Mentira. Nunca les ganamos. Los franceses se fueron solitos en 1866 cuando Napoleón III se aburrió de su capricho colonial mexicano y empezó a sentir pasos en la azotea con el ejército prusiano de Bismarck, que acabaría por aniquilar por completo a los galos en 1870. Napoleón dejó solito a Maximiliano. Su mujer Carlota, desesperada, viajó a París a exigirle que cumpliera con su promesa de dejar las tropas en México. Napoleón la mandó al carajo y entonces fue con el Papa, que también le dio avión, así que a Mamá Carlota se le botó la canica y permaneció desquiciada hasta su muerte, en 1927. Maximiliano, solito y su alma, pensó en embarcarse de regreso a su tierra, pero su austriaca madre Sofía, le dijo que no fuera maricón y que aguantara como los hombrecitos el embate del ejército liberal. Los únicos que le entraron al quite a defender al buen Max, fueron los conservadores de Miguel Miramón, Tomás Mejía y Leonardo Márquez.
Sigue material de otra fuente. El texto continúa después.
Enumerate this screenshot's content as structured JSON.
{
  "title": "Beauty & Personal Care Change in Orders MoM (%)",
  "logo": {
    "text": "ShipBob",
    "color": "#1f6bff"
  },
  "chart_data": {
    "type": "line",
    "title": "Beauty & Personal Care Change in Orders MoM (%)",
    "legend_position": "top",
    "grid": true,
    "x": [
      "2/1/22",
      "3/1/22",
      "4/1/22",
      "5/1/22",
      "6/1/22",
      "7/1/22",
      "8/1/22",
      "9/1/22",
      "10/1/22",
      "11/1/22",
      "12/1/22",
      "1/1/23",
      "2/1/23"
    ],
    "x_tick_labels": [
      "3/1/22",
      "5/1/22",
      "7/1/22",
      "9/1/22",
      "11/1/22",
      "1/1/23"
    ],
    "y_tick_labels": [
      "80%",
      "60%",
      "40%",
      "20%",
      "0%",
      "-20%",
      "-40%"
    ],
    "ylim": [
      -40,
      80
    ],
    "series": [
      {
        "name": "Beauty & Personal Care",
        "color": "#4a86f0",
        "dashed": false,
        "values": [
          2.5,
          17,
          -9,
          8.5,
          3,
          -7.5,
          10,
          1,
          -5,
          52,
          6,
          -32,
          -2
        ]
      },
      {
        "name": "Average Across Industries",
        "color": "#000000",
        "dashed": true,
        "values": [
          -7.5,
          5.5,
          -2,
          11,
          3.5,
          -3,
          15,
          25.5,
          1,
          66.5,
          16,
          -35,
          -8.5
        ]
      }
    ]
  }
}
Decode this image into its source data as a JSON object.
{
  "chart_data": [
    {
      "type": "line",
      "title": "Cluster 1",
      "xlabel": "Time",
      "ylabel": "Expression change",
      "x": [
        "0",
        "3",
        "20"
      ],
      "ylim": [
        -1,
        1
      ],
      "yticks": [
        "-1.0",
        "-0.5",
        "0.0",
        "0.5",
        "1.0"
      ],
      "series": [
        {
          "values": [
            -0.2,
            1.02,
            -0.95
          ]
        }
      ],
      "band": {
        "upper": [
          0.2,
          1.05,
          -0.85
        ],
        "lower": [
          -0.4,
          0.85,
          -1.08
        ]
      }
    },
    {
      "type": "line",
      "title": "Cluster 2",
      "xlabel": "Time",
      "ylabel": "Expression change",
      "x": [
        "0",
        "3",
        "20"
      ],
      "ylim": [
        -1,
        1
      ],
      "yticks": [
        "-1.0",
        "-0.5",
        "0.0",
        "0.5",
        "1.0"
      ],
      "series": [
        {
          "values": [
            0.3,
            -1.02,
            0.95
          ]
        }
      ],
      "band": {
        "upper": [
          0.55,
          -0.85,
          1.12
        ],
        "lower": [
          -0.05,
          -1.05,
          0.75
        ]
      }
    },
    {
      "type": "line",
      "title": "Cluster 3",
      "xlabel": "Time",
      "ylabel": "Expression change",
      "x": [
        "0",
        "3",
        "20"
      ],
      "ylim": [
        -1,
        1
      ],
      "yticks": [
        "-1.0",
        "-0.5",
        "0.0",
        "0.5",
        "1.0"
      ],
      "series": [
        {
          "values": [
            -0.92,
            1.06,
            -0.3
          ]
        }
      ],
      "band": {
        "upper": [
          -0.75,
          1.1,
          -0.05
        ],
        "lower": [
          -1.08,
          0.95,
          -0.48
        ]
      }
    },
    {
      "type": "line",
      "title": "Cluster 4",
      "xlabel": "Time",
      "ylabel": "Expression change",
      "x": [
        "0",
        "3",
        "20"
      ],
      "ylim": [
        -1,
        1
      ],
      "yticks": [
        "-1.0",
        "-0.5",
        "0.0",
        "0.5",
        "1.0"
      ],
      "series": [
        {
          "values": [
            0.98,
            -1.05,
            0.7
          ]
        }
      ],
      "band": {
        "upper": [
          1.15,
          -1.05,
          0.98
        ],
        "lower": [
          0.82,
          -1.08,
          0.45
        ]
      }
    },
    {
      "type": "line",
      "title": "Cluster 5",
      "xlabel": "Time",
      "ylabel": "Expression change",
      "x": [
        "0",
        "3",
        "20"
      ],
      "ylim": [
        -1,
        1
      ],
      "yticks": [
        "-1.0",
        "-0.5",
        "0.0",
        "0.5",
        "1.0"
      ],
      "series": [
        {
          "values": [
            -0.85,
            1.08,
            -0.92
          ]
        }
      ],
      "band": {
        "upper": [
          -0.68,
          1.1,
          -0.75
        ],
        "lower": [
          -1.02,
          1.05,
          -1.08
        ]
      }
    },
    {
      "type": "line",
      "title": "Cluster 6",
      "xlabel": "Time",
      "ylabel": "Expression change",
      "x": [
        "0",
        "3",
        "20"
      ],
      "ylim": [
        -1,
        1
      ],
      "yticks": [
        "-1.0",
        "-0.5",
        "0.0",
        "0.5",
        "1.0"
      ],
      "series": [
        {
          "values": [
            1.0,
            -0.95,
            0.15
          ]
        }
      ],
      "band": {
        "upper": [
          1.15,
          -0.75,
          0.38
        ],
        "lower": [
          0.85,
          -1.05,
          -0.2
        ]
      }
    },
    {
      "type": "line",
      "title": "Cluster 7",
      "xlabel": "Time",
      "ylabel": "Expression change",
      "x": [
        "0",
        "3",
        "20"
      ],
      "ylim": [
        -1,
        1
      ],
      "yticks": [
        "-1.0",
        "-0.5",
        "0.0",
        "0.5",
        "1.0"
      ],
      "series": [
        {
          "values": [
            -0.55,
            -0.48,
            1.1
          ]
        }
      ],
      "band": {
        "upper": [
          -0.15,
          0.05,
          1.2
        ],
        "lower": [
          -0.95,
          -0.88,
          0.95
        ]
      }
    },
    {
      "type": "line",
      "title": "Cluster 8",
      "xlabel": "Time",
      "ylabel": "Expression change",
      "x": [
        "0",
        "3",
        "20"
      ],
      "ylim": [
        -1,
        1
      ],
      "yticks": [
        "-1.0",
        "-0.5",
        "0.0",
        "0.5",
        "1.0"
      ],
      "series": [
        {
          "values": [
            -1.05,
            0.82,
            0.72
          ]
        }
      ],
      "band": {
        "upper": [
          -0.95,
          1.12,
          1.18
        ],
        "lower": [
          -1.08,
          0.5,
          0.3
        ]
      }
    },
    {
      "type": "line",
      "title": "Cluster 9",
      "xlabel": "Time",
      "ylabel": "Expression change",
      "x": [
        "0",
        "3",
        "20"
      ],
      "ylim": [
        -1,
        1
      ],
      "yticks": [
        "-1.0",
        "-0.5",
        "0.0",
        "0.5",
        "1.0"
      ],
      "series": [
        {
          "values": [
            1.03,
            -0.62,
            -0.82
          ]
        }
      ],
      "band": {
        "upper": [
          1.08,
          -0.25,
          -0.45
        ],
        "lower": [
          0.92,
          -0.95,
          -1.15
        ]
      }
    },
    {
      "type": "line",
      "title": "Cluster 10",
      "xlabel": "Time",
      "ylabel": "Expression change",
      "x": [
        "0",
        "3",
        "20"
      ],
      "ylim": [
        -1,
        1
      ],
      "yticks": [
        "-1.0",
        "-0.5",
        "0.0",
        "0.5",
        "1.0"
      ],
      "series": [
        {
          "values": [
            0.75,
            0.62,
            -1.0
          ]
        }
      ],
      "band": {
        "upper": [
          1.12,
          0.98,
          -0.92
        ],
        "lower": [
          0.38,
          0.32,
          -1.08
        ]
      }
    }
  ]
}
El gran triunfo de Mariano Escobedo en Querétaro el 15 de mayo de 1867, no fue contra un ejército extranjero, sino contra una diezmada tropa de mexicanos mojigatos que creían en los privilegios de la iglesia católica.
La historia del Cerro de las Campanas todos la conocemos.
De cualquier manera, yo de niño solía festejar con todo el 5 de mayo.
Resulta que estudié la primaria y media secundaria en un colegio que se pretendía franchute, el Liceo Anglo Francés de Monterrey, del que fui generación fundadora en septiembre de 1981. Un colegio mal planeado que pretendió venderle a los regios burgueses la hermosa idea de que sus hijitos hablaran francés como principitos. Y para darse caché, llenaron el colegio de puros maestros franceses que ni siquiera eran pedagogos o educadores, sino viles aventureros. Cuanto francés vivía en Monterrey, fue a caer ahí. Me acuerdo de una maestra haitiana, Adeline y de Claude, un explorador de cuevas. Comos los maestros franceses eran muy estrictos y siempre me reprobaban (pregúntenme qué carajos se de francés actualmente) la rigurosa celebración escolar del 5 de mayo era mi única forma de desquitarme y restregarles el triunfo de México en la cara.